A new poll has found that almost two thirds of Britons would now support a referendum on rejoining the European Union. It is just the latest in a number of polls on Brexit which should concern Rishi Sunak – and Keir Starmer too.
True, this could be an eye-catching outlier. But it is just the latest in a number of polls which indicate that the decision taken in June 2016 is now widely viewed as a mistake by a public which seem to be well ahead of a political class which has signed up to, to use the portmanteau coined by Neil Kinnock, Brexomertà.
The number responding to the Independent’s Savanta poll who said there should be another vote is now 65%, up from 55% at the same point last year, although they are split over the timing (the most popular options of those supporting a fresh vote were immediately, at 22%, and within the next five years, at 24%. 11% wanted a referendum within six-10 years).
The poll would be easy to dismiss were it not in line with an increasing shift in public opinion. YouGov’s tracking question – were we right or wrong to leave the EU? – is trending strongly towards the latter. For the past year those saying “wrong” have comfortably outnumbered those saying “right”. The latest figures report the biggest gap yet, 56% to 32%. One in five of those who voted Leave six years ago – more than 3 million people – say the decision was the wrong one.
The polls heap further pressure on a Rishi Sunak government thrashing around to show something, anything, which will prove Brexit is working. The latest is a focus on a focus on the “bonfire of EU laws” wanted by largely no-one and to an impossible deadline of the end of the year. “Repealing EU law and replacing it with domestic law seven years after we voted to leave is not especially ambitious and departments ought to be ready to do it,” says Jacob Rees-Mogg, a senior figure in the last two administrations who also didn’t manage it. The coalition opposed to it range from the Trades Union Congress to the Institute of Directors.
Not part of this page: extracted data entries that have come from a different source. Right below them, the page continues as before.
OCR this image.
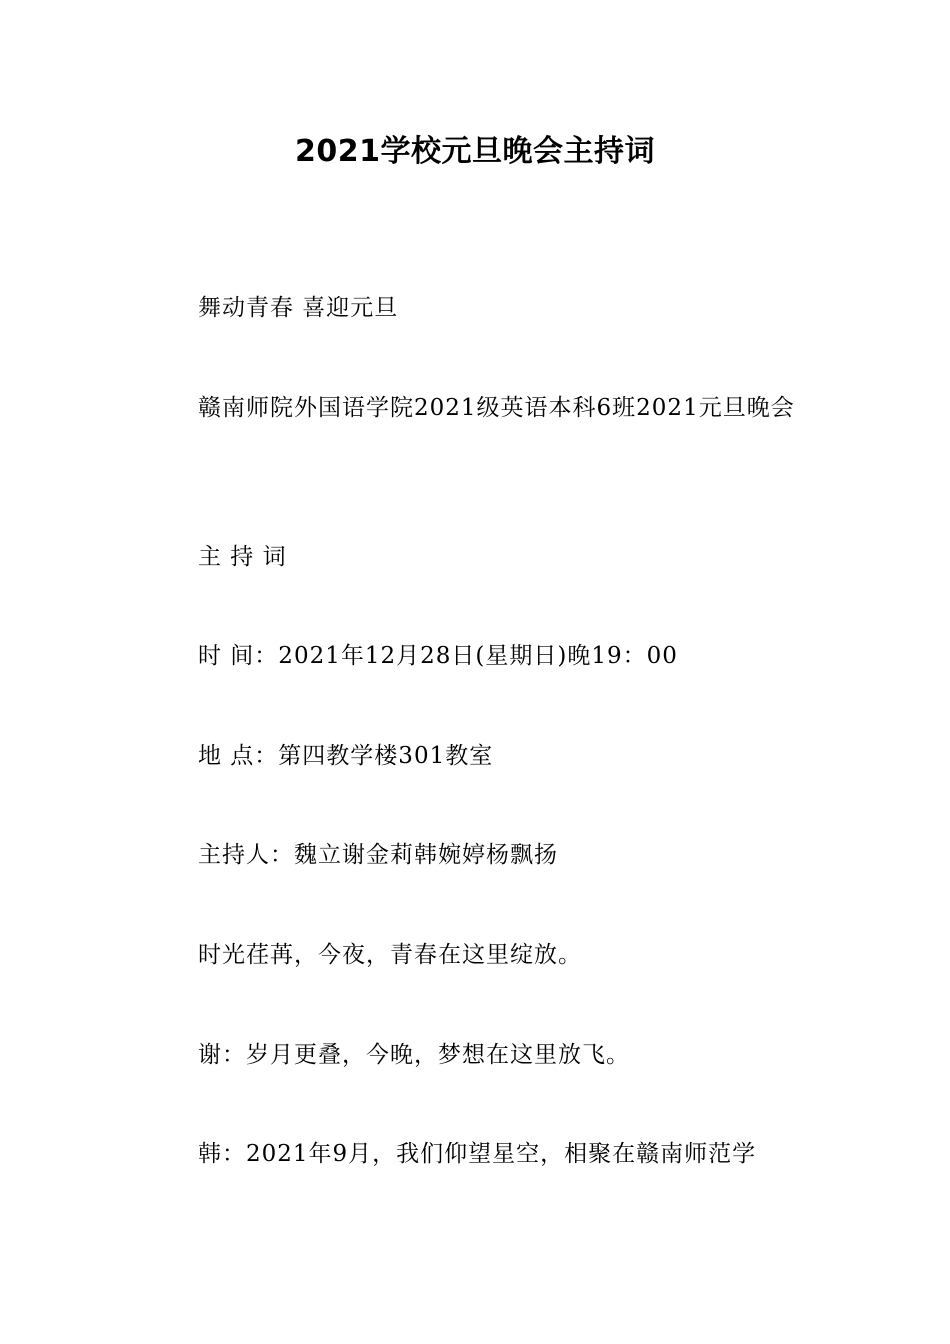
2021学校元旦晚会主持词
舞动青春 喜迎元旦
赣南师院外国语学院2021级英语本科6班2021元旦晚会
主 持 词
时 间：2021年12月28日(星期日)晚19：00
地 点：第四教学楼301教室
主持人：魏立谢金莉韩婉婷杨飘扬
时光荏苒，今夜，青春在这里绽放。
谢：岁月更叠，今晚，梦想在这里放飞。
韩：2021年9月，我们仰望星空，相聚在赣南师范学
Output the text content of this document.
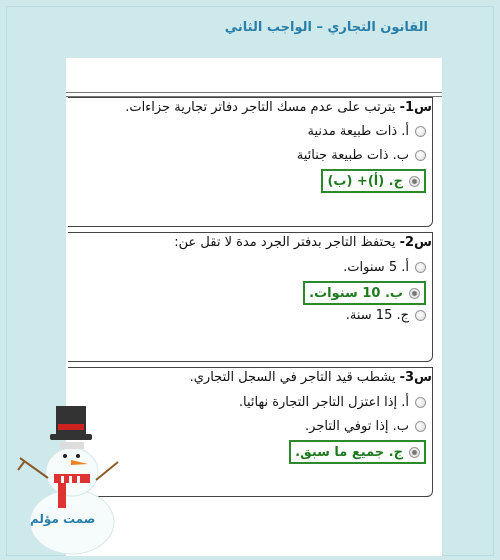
القانون التجاري – الواجب الثاني
س1- يترتب على عدم مسك التاجر دفاتر تجارية جزاءات.
أ. ذات طبيعة مدنية
ب. ذات طبيعة جنائية
ج. (أ)+ (ب)
س2- يحتفظ التاجر بدفتر الجرد مدة لا تقل عن:
أ. 5 سنوات.
ب. 10 سنوات.
ج. 15 سنة.
س3- يشطب قيد التاجر في السجل التجاري.
أ. إذا اعتزل التاجر التجارة نهائيا.
ب. إذا توفي التاجر.
ج. جميع ما سبق.
صمت مؤلم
But it will, over the course of this year, also add pressure to Keir Starmer who, as much as he ever mentions Brexit, it is to utter clearly disprovable (see Jonty Bloom, this newspaper, every week) statements he probably doesn’t believe himself, such as that rejoining the EU’s single market would not boost UK economic growth. Shadow levelling-up secretary Lisa Nandy has dismissed the idea of rejoining the EU as “fantasy”.
Expect the polling throughout 2023 to continue to trend in this direction, as it sinks in more widely that Brexit has failed and there is a need for, at the very least, a major reset in relations with the EU. The question is, which party is prepared to keep up with the electorate?